Di, 21. November 2017

Keine Namen genannt

22.12.2016 19:47

Zwei russische Biathlon-Olympiastarter gesperrt

Russlands Biathleten sind nach weiteren Doping-Enthüllungen um eine Kollektivstrafe herumgekommen. Zwei Olympia-Starter von Sotschi wurden vorläufig gesperrt. Zuvor hatte das Internationale Olympische Komitee ein Disziplinarverfahren gegen die Sportler eingeleitet. Namen wurden allerdings nicht genannt.

Der Biathlon-Weltverband IBU leitete zudem "formelle Untersuchungen" gegen Russlands Verband und 29 der im McLaren-Report genannten Sportler ein. Auf eine Suspendierung wurde zunächst verzichtet. Dies teilte der Weltverband nach einer Vorstandssitzung am Donnerstag in München mit. 31 russische Skijäger waren zuvor im McLaren-Report als dopingverdächtig genannt worden.

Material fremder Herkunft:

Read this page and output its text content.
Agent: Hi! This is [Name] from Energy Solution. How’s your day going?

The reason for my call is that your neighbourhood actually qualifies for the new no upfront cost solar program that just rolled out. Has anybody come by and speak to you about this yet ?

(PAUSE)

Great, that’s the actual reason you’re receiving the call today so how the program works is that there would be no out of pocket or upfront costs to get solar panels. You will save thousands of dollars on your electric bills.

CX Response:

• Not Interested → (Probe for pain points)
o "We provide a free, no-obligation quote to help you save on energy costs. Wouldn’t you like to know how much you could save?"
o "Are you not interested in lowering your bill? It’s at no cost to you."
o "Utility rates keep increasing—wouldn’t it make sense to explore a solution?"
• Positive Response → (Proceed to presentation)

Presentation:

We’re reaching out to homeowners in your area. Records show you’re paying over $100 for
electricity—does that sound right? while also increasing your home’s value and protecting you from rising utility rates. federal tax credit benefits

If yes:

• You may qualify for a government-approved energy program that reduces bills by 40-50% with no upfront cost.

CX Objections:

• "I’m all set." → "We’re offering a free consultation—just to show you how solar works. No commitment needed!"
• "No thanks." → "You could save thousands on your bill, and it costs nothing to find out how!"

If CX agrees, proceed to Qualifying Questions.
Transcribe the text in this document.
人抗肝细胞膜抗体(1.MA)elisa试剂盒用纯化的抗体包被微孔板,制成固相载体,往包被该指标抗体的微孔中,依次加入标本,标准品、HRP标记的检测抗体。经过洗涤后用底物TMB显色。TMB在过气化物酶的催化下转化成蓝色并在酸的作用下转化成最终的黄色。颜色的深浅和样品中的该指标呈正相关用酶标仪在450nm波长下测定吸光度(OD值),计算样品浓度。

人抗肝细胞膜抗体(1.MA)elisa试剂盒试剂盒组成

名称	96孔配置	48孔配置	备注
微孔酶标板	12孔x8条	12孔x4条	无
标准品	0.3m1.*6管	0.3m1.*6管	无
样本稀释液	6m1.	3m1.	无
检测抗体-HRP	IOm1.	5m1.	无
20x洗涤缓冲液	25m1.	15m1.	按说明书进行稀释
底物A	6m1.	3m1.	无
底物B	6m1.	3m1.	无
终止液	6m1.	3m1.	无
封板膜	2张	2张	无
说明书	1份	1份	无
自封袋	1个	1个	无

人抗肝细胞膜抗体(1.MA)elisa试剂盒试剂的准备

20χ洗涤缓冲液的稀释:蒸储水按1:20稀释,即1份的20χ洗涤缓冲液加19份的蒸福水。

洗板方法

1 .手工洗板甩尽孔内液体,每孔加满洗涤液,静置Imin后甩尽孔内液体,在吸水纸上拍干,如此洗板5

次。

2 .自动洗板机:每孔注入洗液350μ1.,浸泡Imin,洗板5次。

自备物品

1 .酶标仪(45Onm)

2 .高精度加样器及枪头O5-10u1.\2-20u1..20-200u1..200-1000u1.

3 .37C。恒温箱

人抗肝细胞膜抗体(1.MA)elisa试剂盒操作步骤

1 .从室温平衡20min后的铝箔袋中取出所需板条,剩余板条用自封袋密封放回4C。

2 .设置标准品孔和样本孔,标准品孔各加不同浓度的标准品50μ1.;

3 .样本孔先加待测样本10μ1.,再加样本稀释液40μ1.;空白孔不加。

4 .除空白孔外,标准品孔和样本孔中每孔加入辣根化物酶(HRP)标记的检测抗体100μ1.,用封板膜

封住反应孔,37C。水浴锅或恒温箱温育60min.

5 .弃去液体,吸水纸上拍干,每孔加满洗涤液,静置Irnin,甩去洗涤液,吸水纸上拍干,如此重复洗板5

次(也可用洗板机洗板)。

Außerdem gaben die Russen selbst den Biathlon-Weltcup im März in Tjumen sowie die Junioren-Weltmeisterschaft an den Weltverband IBU zurück. Dies sei ein erster wichtiger Schritt der russischen Biathlon Union, "um der IBU und der Welt des Sports zu zeigen, dass die aktuelle Situation sehr ernst genommen" werde, erklärte IBU-Chef Anders Besseberg.

IBU: Verdacht reicht nicht aus, um zu sanktionieren
Erst am Donnerstag vor einer Woche hatte Besseberg die Doping-Vorwürfe gegen die 31 russischen Skijäger öffentlich gemacht. Eine fünfköpfige Expertengruppe aus fünf Nationen hatte danach die Indizien aus dem WADA-Bericht überprüft. Nach der Ergebnispräsentation sagte Besseberg: Die Ergebnisse des McLaren-Berichts würden schwere Probleme im russischen Sport und im Anti-Doping-Kontrollsystem zeigen. Doch allein der Verdacht reiche nicht aus, um zu sanktionieren. Die Regeln müssten "für die Schuldigen und für die Unschuldigen" gelten.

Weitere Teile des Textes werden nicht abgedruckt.